Take some time to assess your home and your heating and cooling system. There are several indicators of poorly performing ducts:

  • An older heating and cooling system with ductwork that has not been inspected and maintained.
  • Typically high summer and winter energy bills.
  • Rooms that are difficult to maintain at a comfortable temperature.
  • Certain rooms that always feel stuffy and uncomfortable.
  • Ductwork that runs through crawlspaces or the attic.
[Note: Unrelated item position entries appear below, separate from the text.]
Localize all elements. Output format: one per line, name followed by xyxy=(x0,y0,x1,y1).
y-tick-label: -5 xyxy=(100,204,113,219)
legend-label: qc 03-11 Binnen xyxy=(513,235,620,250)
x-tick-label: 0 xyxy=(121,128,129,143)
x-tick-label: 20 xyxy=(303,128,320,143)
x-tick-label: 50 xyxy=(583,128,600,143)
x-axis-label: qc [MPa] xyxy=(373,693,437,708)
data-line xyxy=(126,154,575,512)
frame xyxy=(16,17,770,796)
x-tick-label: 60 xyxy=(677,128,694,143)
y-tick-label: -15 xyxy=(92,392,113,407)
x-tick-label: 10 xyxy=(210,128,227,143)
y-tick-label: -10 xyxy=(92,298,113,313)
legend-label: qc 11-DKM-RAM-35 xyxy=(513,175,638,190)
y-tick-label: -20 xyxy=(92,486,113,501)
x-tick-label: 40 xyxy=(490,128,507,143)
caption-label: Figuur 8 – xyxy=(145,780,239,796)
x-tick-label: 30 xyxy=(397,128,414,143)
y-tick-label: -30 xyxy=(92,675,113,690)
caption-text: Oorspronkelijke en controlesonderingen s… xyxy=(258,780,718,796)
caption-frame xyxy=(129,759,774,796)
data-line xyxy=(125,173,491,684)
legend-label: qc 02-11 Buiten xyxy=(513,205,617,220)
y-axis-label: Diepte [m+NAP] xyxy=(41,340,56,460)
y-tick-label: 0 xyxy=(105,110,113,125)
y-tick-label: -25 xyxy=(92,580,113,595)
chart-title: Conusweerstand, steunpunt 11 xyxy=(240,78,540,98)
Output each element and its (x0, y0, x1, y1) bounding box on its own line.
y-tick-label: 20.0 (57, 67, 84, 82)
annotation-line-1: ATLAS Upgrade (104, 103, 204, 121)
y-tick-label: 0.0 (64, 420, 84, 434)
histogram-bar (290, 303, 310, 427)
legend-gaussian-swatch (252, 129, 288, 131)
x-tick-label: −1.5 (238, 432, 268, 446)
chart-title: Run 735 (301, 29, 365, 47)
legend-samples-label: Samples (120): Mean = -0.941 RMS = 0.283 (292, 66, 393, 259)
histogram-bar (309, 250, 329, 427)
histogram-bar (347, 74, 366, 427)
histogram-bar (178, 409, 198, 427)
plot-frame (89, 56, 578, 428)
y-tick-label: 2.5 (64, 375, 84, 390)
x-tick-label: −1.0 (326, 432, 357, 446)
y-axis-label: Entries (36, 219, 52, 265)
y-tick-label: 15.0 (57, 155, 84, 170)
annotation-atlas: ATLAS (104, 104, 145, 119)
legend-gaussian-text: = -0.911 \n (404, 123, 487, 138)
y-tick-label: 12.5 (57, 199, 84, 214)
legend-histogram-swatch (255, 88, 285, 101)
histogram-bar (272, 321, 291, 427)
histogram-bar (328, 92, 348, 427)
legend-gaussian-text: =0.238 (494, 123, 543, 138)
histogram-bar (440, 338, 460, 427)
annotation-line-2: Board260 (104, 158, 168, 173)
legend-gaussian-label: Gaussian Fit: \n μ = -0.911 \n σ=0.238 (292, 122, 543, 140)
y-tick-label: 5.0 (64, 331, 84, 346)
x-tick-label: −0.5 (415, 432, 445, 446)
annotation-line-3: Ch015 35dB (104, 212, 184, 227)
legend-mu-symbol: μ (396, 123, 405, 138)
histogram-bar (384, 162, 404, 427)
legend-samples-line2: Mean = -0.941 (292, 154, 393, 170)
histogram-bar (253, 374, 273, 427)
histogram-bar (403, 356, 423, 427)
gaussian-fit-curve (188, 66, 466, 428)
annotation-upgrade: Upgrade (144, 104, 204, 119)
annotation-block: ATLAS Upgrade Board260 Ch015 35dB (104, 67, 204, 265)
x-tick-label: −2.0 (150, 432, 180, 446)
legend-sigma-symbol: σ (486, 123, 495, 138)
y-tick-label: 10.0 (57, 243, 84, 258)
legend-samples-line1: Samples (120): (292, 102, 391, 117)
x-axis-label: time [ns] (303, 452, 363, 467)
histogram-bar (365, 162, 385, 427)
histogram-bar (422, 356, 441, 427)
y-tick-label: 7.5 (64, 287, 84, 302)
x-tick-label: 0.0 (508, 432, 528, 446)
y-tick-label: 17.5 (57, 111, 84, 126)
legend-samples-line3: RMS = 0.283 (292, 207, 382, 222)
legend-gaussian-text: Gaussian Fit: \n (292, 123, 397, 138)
Steps to Improving Duct Performance
Ductwork is often hidden in walls and ceilings, so it can often be difficult to repair. There are some things that you can do, however, to make your ducts more energy efficient:

  • Seal air leaks in all ductwork that you can access, such as in attics or basements, with mastic* sealant or metal tape. Do not use duct tape, which tends to crack and peel off.
  • Ensure that connections at vents and registers are well-sealed. These are good places to find disconnected duct joints.
  • Insulate ductwork in all unheated areas, such as attics and crawlspaces. The U.S. EPA recommends insulation with an R-value of 6 or higher.
  • Contact an HVAC professional if you suspect more serious ductwork problems. They can inspect your duct system and evaluate your supply and return air balance. If necessary, they will repair or replace damaged ductwork or reroute your system.

* Mastic is a a waterproof, putty-like paste used in building as a joint-sealer or filler.